Den Tätern ein Gesicht geben

Im Zuge der Veranstaltung "Vergangenheit ist Zukunft. Vergangenheitsaufarbeitung in Marokko und Deutschland" stellt der marokkanische Künstler Mohammed Nadrani seine Comics für eine Ausstellung in Leipzig zur Verfügung. Ines Braune berichtet

​​Mohammed Nadrani spricht aus der Perspektive des Opfers. Er erzählt aus der Zeit der "bleiernen Jahre" in Marokko unter dem früheren König Hassan II, in der es zu massiven Menschenrechtsverletzungen kam.
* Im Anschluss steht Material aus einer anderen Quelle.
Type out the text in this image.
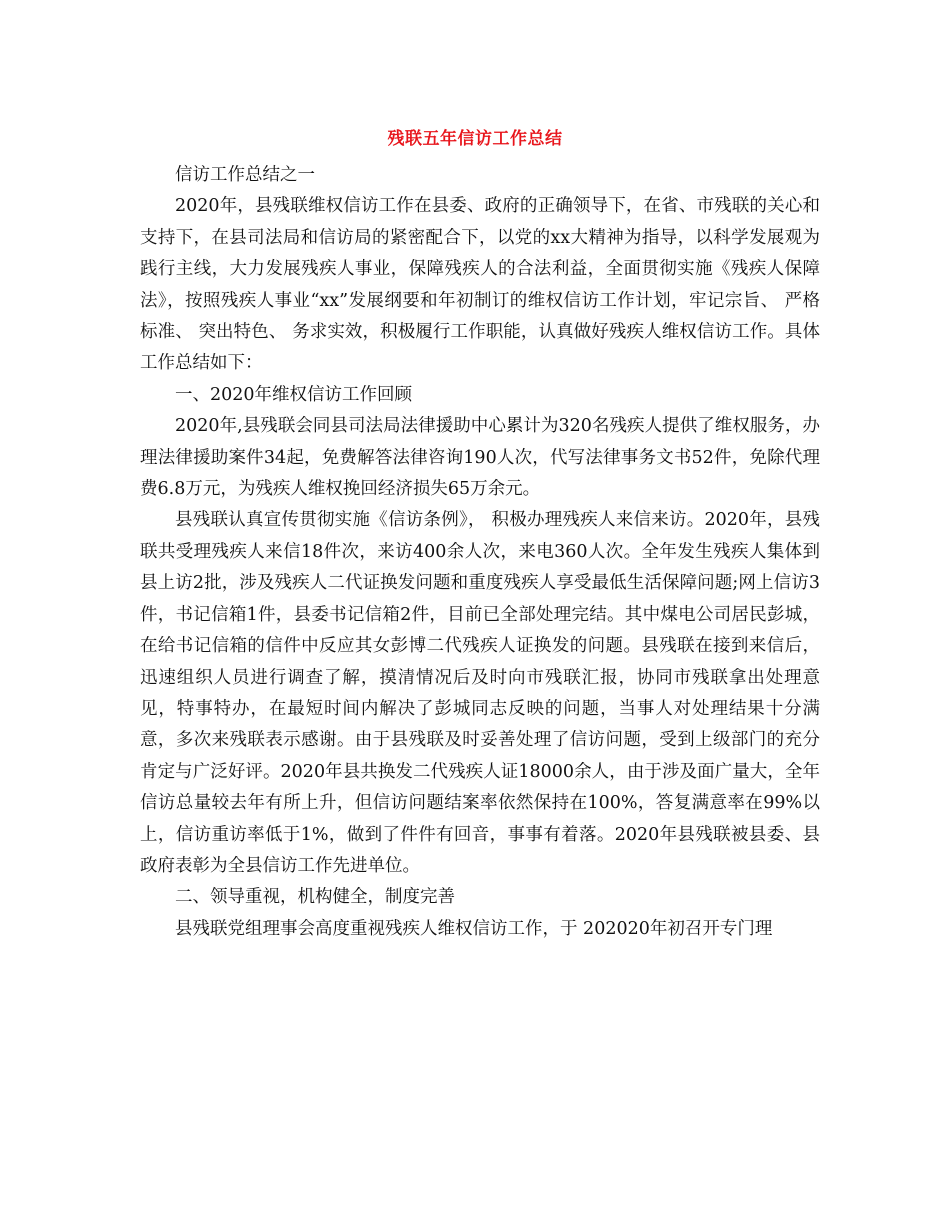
残联五年信访工作总结

信访工作总结之一

2020年，县残联维权信访工作在县委、政府的正确领导下，在省、市残联的关心和支持下，在县司法局和信访局的紧密配合下，以党的xx大精神为指导，以科学发展观为践行主线，大力发展残疾人事业，保障残疾人的合法利益，全面贯彻实施《残疾人保障法》，按照残疾人事业“xx”发展纲要和年初制订的维权信访工作计划，牢记宗旨、 严格标准、 突出特色、 务求实效，积极履行工作职能，认真做好残疾人维权信访工作。具体工作总结如下：

一、2020年维权信访工作回顾

2020年,县残联会同县司法局法律援助中心累计为320名残疾人提供了维权服务，办理法律援助案件34起，免费解答法律咨询190人次，代写法律事务文书52件，免除代理费6.8万元，为残疾人维权挽回经济损失65万余元。

县残联认真宣传贯彻实施《信访条例》， 积极办理残疾人来信来访。2020年，县残联共受理残疾人来信18件次，来访400余人次，来电360人次。全年发生残疾人集体到县上访2批，涉及残疾人二代证换发问题和重度残疾人享受最低生活保障问题;网上信访3件，书记信箱1件，县委书记信箱2件，目前已全部处理完结。其中煤电公司居民彭城，在给书记信箱的信件中反应其女彭博二代残疾人证换发的问题。县残联在接到来信后，迅速组织人员进行调查了解，摸清情况后及时向市残联汇报，协同市残联拿出处理意见，特事特办，在最短时间内解决了彭城同志反映的问题，当事人对处理结果十分满意，多次来残联表示感谢。由于县残联及时妥善处理了信访问题，受到上级部门的充分肯定与广泛好评。2020年县共换发二代残疾人证18000余人，由于涉及面广量大，全年信访总量较去年有所上升，但信访问题结案率依然保持在100%，答复满意率在99%以上，信访重访率低于1%，做到了件件有回音，事事有着落。2020年县残联被县委、县政府表彰为全县信访工作先进单位。

二、领导重视，机构健全，制度完善

县残联党组理事会高度重视残疾人维权信访工作，于 202020年初召开专门理
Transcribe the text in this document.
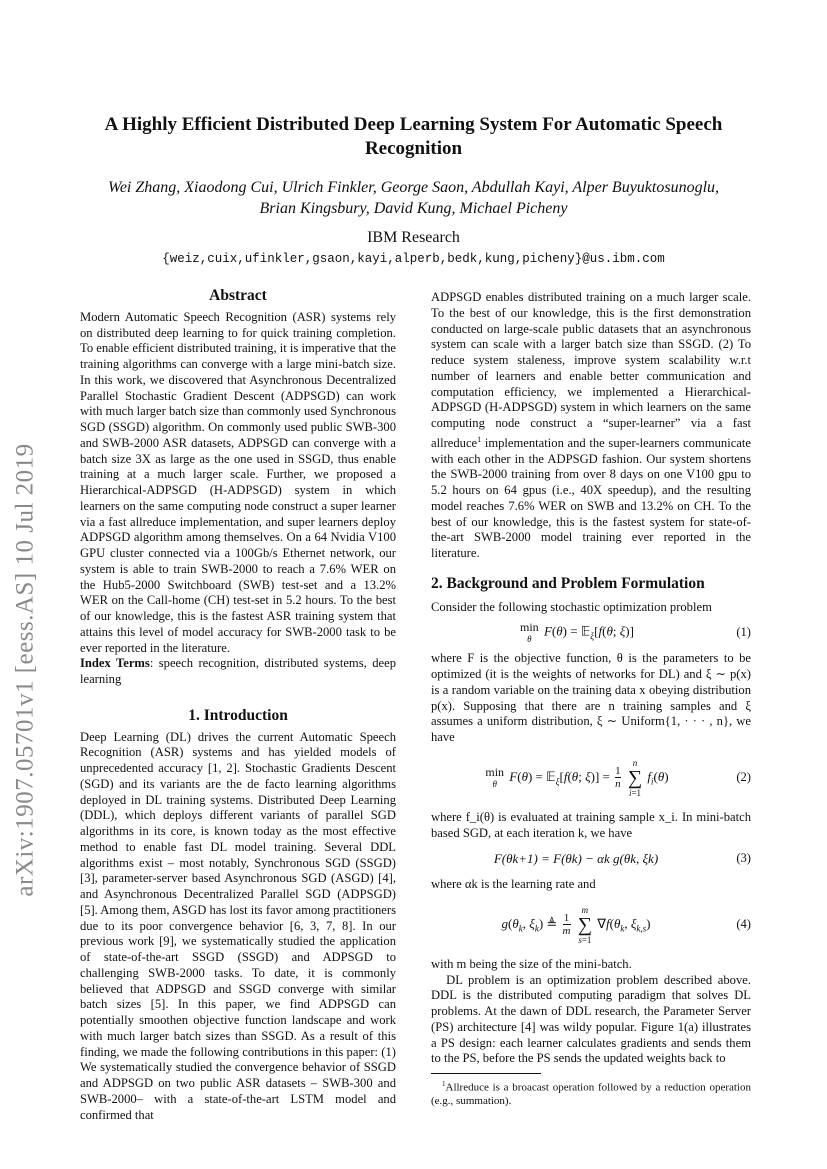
arXiv:1907.05701v1 [eess.AS] 10 Jul 2019
A Highly Efficient Distributed Deep Learning System For Automatic Speech Recognition
Wei Zhang, Xiaodong Cui, Ulrich Finkler, George Saon, Abdullah Kayi, Alper Buyuktosunoglu,
Brian Kingsbury, David Kung, Michael Picheny
IBM Research
{weiz,cuix,ufinkler,gsaon,kayi,alperb,bedk,kung,picheny}@us.ibm.com
Abstract

Modern Automatic Speech Recognition (ASR) systems rely on distributed deep learning to for quick training completion. To enable efficient distributed training, it is imperative that the training algorithms can converge with a large mini-batch size. In this work, we discovered that Asynchronous Decentralized Parallel Stochastic Gradient Descent (ADPSGD) can work with much larger batch size than commonly used Synchronous SGD (SSGD) algorithm. On commonly used public SWB-300 and SWB-2000 ASR datasets, ADPSGD can converge with a batch size 3X as large as the one used in SSGD, thus enable training at a much larger scale. Further, we proposed a Hierarchical-ADPSGD (H-ADPSGD) system in which learners on the same computing node construct a super learner via a fast allreduce implementation, and super learners deploy ADPSGD algorithm among themselves. On a 64 Nvidia V100 GPU cluster connected via a 100Gb/s Ethernet network, our system is able to train SWB-2000 to reach a 7.6% WER on the Hub5-2000 Switchboard (SWB) test-set and a 13.2% WER on the Call-home (CH) test-set in 5.2 hours. To the best of our knowledge, this is the fastest ASR training system that attains this level of model accuracy for SWB-2000 task to be ever reported in the literature.

Index Terms: speech recognition, distributed systems, deep learning

1. Introduction

Deep Learning (DL) drives the current Automatic Speech Recognition (ASR) systems and has yielded models of unprecedented accuracy [1, 2]. Stochastic Gradients Descent (SGD) and its variants are the de facto learning algorithms deployed in DL training systems. Distributed Deep Learning (DDL), which deploys different variants of parallel SGD algorithms in its core, is known today as the most effective method to enable fast DL model training. Several DDL algorithms exist – most notably, Synchronous SGD (SSGD) [3], parameter-server based Asynchronous SGD (ASGD) [4], and Asynchronous Decentralized Parallel SGD (ADPSGD) [5]. Among them, ASGD has lost its favor among practitioners due to its poor convergence behavior [6, 3, 7, 8]. In our previous work [9], we systematically studied the application of state-of-the-art SSGD (SSGD) and ADPSGD to challenging SWB-2000 tasks. To date, it is commonly believed that ADPSGD and SSGD converge with similar batch sizes [5]. In this paper, we find ADPSGD can potentially smoothen objective function landscape and work with much larger batch sizes than SSGD. As a result of this finding, we made the following contributions in this paper: (1) We systematically studied the convergence behavior of SSGD and ADPSGD on two public ASR datasets – SWB-300 and SWB-2000– with a state-of-the-art LSTM model and confirmed that

ADPSGD enables distributed training on a much larger scale. To the best of our knowledge, this is the first demonstration conducted on large-scale public datasets that an asynchronous system can scale with a larger batch size than SSGD. (2) To reduce system staleness, improve system scalability w.r.t number of learners and enable better communication and computation efficiency, we implemented a Hierarchical-ADPSGD (H-ADPSGD) system in which learners on the same computing node construct a “super-learner” via a fast allreduce$^1$ implementation and the super-learners communicate with each other in the ADPSGD fashion. Our system shortens the SWB-2000 training from over 8 days on one V100 gpu to 5.2 hours on 64 gpus (i.e., 40X speedup), and the resulting model reaches 7.6% WER on SWB and 13.2% on CH. To the best of our knowledge, this is the fastest system for state-of-the-art SWB-2000 model training ever reported in the literature.

2. Background and Problem Formulation

Consider the following stochastic optimization problem

min
θ
F(θ) = 𝔼$_\xi$[f(θ; ξ)]	(1)

where F is the objective function, θ is the parameters to be optimized (it is the weights of networks for DL) and ξ ∼ p(x) is a random variable on the training data x obeying distribution p(x). Supposing that there are n training samples and ξ assumes a uniform distribution, ξ ∼ Uniform{1, · · · , n}, we have

min
θ
F(θ) = 𝔼$_\xi$[f(θ; $\xi)] = \frac{1}{n}$

n
∑
i=1
$f_i(\theta)$	(2)

where f_i(θ) is evaluated at training sample x_i. In mini-batch based SGD, at each iteration k, we have

F(θk+1) = F(θk) − αk g(θk, ξk)	(3)

where αk is the learning rate and

$g(\theta_k$, $\xi_k$) ≜ $\frac{1}{m}$

m
∑
s=1
$\nabla f(\theta_k$, $\xi_{k,s}$)	(4)

with m being the size of the mini-batch.

DL problem is an optimization problem described above. DDL is the distributed computing paradigm that solves DL problems. At the dawn of DDL research, the Parameter Server (PS) architecture [4] was wildy popular. Figure 1(a) illustrates a PS design: each learner calculates gradients and sends them to the PS, before the PS sends the updated weights back to

$^1$Allreduce is a broacast operation followed by a reduction operation (e.g., summation).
Nadrani bleibt jedoch nicht nur Opfer, sondern wird selbst aktiv.

Comics aus den bleiernen Jahren

Als Künstler verarbeitet er seine Erlebnisse in einem Comic. Und als zivilgesellschaftlicher Akteur setzt er sich mit der Vereinigung "Forum Marocain pour la Vérité et la Justice" offen für die Opfer der Menschenrechtsverletzungen in der so genannten Wahrheitskommission ein.

Nadrani erzählt durch den Comic seine persönliche Geschichte und die ersten 480 Tage seiner neunjährigen Haft.

Ein scheinbar belangloses Detail auf einem der Bilder, nämlich das Nummernschild eines Autos, 12 4 76, gibt das Datum an, an dem er in eines der geheimen Gefängnisse ohne Anklage und ohne Kontakt zur Außenwelt verschwindet. Grund seiner Festnahme waren Aktivitäten in einer marxistischen Vereinigung.

Ein Sarkophag der geheimen Gefängnisse

Er verschwindet in einem "Sarcophage du complexe". "Complexe" ist die Bezeichnung für die geheimen Gefängnisse in Marokko, mit "Sarkophag" meint Nadrani die Särge der altägyptischen Pharaonen, die darin die Reise ins ewige Leben - das Leben nach dem Tod - antreten.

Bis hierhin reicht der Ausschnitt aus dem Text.